Помню, ходили до матери разные дядьки. Но свататься не торопились. Так, чем помочь, подсобить! Ну, и любились, конечно. Ей даже влетело за это. Среди «ходоков» затесался женатый мужик.
Так вот, я служил по контракту. За три года многое выучил, и армия стала родной. Уже не себя учил, прочих салаг, которые к нам попадали. Стрелять, обращаться с оружием, воспитывал выправку, навык бойца. Мужиков, в общем, делал! Всё ждал, когда брат подрастёт. Хлопотал, чтобы после призыва направили к нам. Не успел... Тут вторая чеченская. Я, как воинский чин, опалённый огнём, был направлен туда по приказу.
Сам не боялся. Ребят ободрял! Сколько их пало, не вспомнить. Мы засели в горах, охраняли село. Так красиво вокруг, несмотря на всю дичь, что творится.
Помню, девчонку, поившую нас молоком. Ослика с белым пятном. И утренний воздух, пропитанный запахом скошенных трав. Я подумал, что здесь бы остался. Будь моя воля! И жил среди гор, среди этих людей. Ни в чём не повинных и чистых.
Огневую позицию взяли в кольцо, а утром село расстреляли. Кто успел, тот сбежал. Но жители верили, что их не тронут. Остались практически все. Вернее, почти никого не осталось. Я помню руины домов. И огонь! И глаза той девчонки. И крик её:
- Мама! - навсегда у меня в голове.
И парнишка, которого я застрелил, потому, что он целился. Вот только его автомат был пустым.
И кровь! Много крови, которой пропитано всё. И рука, что лежала отдельно от тела, продолжая сжимать автомат.
И взрыв, тот, последний, который обрывочным свистом ворвался в затылок. Оглушительный гром. Тишина...
И девчонка, накрытая телом. Я спас её! Может, зачтётся? Хотя... Навряд ли меня примут в Рай. Буду гореть в адском пламени!
После контузии я оклемался не сразу. Приходил в себя месяца два. Помню, первое, что увидел, открыв глаза, это белый халат медсестры. Фигурка под ним миниатюрная.
«Ну, надо же. Всё-таки приняли», - подумал и улыбнулся.

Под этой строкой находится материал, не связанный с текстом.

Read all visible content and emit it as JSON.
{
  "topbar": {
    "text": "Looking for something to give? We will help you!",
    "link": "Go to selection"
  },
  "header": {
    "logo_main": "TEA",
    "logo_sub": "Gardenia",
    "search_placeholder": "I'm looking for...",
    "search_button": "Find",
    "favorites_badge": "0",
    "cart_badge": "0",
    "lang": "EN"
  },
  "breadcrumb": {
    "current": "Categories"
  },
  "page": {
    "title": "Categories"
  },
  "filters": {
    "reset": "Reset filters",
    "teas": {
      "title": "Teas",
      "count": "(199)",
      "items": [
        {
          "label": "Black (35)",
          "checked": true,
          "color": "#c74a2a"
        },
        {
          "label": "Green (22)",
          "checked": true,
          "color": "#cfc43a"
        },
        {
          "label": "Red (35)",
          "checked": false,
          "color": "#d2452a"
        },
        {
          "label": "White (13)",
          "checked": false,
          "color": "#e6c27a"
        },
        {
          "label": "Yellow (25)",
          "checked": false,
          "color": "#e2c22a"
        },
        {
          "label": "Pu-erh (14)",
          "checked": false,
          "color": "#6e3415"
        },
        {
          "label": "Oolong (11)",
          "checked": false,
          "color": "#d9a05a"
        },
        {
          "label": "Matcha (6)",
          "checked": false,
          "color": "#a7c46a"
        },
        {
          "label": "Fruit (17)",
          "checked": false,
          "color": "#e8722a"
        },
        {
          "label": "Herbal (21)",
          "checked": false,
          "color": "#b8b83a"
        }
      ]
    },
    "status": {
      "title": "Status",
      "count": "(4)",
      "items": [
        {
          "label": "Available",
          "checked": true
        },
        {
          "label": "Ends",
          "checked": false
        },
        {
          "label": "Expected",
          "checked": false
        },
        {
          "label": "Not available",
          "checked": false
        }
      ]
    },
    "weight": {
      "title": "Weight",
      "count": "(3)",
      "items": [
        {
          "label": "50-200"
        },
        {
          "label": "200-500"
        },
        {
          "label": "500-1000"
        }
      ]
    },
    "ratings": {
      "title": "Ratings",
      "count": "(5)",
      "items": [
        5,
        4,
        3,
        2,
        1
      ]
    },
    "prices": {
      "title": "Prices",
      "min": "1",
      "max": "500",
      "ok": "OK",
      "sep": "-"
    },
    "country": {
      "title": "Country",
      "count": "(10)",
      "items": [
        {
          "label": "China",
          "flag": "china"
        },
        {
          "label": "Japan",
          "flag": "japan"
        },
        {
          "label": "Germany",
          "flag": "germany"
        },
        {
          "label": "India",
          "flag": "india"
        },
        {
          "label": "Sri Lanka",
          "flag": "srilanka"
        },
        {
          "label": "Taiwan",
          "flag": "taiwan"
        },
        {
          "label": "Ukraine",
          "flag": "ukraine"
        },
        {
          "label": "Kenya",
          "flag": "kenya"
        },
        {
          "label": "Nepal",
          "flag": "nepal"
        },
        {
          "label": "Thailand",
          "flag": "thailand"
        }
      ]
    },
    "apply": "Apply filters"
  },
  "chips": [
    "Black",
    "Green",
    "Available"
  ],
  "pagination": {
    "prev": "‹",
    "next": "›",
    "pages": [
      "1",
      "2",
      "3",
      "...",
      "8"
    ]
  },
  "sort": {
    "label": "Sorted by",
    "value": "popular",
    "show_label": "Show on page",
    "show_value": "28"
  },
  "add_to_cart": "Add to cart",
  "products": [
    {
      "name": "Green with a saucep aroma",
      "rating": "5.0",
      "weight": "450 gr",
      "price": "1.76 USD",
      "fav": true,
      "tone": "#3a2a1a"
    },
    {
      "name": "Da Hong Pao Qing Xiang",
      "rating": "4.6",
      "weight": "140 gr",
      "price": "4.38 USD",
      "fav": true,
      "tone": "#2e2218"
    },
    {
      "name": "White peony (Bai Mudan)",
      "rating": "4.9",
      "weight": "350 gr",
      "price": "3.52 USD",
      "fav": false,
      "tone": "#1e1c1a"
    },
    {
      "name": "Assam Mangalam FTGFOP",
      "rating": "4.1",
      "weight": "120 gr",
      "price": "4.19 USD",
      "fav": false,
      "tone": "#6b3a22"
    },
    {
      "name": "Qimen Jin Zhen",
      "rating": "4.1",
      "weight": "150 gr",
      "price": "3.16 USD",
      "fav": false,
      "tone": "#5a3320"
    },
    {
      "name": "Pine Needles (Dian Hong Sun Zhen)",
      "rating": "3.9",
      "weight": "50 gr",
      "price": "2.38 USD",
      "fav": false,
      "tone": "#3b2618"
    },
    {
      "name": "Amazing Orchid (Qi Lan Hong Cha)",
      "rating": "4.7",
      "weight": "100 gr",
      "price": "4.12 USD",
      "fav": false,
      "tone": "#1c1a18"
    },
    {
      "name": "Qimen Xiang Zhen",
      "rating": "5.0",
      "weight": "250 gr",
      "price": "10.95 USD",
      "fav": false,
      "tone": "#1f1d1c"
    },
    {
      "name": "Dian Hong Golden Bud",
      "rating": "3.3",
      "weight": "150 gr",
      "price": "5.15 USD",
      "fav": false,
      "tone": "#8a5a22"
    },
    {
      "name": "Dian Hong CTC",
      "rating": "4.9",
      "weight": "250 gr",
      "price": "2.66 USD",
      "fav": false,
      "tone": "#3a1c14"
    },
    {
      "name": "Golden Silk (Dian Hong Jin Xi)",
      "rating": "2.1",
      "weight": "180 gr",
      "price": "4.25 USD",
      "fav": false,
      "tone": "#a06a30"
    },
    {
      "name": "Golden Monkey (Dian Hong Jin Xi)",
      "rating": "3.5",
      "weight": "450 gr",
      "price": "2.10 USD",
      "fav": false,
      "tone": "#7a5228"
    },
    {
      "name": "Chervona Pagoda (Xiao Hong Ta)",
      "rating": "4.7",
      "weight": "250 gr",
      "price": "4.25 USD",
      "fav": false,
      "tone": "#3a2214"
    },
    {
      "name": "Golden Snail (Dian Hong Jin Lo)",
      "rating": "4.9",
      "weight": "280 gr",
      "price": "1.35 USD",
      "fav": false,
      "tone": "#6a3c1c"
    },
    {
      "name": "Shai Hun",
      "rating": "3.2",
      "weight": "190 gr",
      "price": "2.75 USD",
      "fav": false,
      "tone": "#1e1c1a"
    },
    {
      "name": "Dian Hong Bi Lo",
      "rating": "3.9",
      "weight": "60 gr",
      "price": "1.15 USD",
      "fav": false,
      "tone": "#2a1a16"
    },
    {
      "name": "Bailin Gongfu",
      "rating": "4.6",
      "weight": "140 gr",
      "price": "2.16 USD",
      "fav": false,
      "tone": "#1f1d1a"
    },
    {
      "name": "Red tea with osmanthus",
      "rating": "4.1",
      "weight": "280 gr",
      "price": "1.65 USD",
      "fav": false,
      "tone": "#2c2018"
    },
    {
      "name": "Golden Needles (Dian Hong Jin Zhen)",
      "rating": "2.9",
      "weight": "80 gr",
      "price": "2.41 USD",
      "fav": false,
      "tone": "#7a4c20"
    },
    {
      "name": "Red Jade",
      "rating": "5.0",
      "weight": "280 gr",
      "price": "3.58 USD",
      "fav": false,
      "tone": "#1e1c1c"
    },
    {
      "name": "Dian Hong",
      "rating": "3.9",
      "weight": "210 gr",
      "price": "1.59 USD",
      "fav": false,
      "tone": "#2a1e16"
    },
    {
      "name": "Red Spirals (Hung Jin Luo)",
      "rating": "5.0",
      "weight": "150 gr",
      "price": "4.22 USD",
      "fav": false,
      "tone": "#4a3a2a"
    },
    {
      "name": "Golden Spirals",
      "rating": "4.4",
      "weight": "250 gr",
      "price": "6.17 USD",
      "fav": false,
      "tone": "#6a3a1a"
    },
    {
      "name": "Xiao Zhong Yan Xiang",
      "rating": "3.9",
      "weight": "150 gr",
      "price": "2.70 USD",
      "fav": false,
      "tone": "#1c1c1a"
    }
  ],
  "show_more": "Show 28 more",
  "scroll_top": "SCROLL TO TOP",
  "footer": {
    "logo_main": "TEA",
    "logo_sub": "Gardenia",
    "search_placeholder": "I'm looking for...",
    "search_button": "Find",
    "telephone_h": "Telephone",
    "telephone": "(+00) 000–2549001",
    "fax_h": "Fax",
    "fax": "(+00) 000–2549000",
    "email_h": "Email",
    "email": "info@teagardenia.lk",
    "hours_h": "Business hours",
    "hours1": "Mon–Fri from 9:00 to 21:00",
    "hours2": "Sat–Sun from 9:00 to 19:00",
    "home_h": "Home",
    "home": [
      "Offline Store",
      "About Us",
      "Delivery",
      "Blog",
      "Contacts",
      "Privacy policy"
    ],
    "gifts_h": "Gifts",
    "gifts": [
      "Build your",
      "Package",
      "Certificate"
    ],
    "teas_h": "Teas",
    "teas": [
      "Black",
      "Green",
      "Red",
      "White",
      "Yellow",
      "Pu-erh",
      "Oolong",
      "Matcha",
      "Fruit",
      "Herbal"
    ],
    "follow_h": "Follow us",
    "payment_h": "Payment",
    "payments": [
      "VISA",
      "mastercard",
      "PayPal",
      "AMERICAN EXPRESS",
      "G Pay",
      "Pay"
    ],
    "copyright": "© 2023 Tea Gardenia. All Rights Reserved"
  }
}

- Больной улыбается, значит, жить будет, - сказала она, поднесла мне воды.
Её звали Таиса, Таис. Такое красивое имя. Мне дали вольную. Все тяготы воинской службы оставил на том пограничном хребте. А девчоночка Тая вдохнула в меня новую жизнь. Я увёз её, русскую, жившую там сиротой. Надел ей на палец кольцо... от гранаты. И впервые признался в любви.
Помню, дом, что казался чужим. Громкий вопль от порога:
- Сынок!
Маму, что кинулась, хрупкая, так исхудавшая. Помню, порывисто обнял её. И представил свою наречённую:
- Мам, это жена моя, Тая.
Мать приняла её, ровно как дочку. Мы только позже узнали, что Гриша пропал.
- Он в город уехал, на заработки. Уже как год ни слуху, ни духу! - плакала мама. А я утешал. Обещался его отыскать. Обещание выполнил...
Гришка нашёлся. Точнее, концы, что выуживал долго, мучительно. Он промышлял наркотой. Сам подсел. В том притоне, где след обрывался, я встретил девчонку без имени.
- Это же Тони! - узнала она фотографию Гришки.
- Какой ещё Тони? - оскалился я. Заметил, что вены девчонки исколоты. Явный душок наркоты ощущался уже в коридоре.
Она прислонилась к стене. Худосочная, бледная моль. Неужели, он спал с ней? Он был здесь? Он тоже...
- Ну, Толик Толмач, - процедила она.
Я буквально под пытками вытянул правду о том, что мой брат звался Толик. Ходил под кликухой «Толмач». Толкал наркоту. Здесь держал свою хазу. Здесь же и умер, шырнув себе в вену чуть больше, чем мог пережить...
Помню, долго сидел. Не решался вернуться домой. Посмотреть в глаза матери! Которая до сих пор верила, что её младший сын безвозмездно батрачит на благо семьи. Я даже не вызнал, где он похоронен. За неимением родни, его прикопали на кладбище, в общей могиле, в компании прочих бродяг.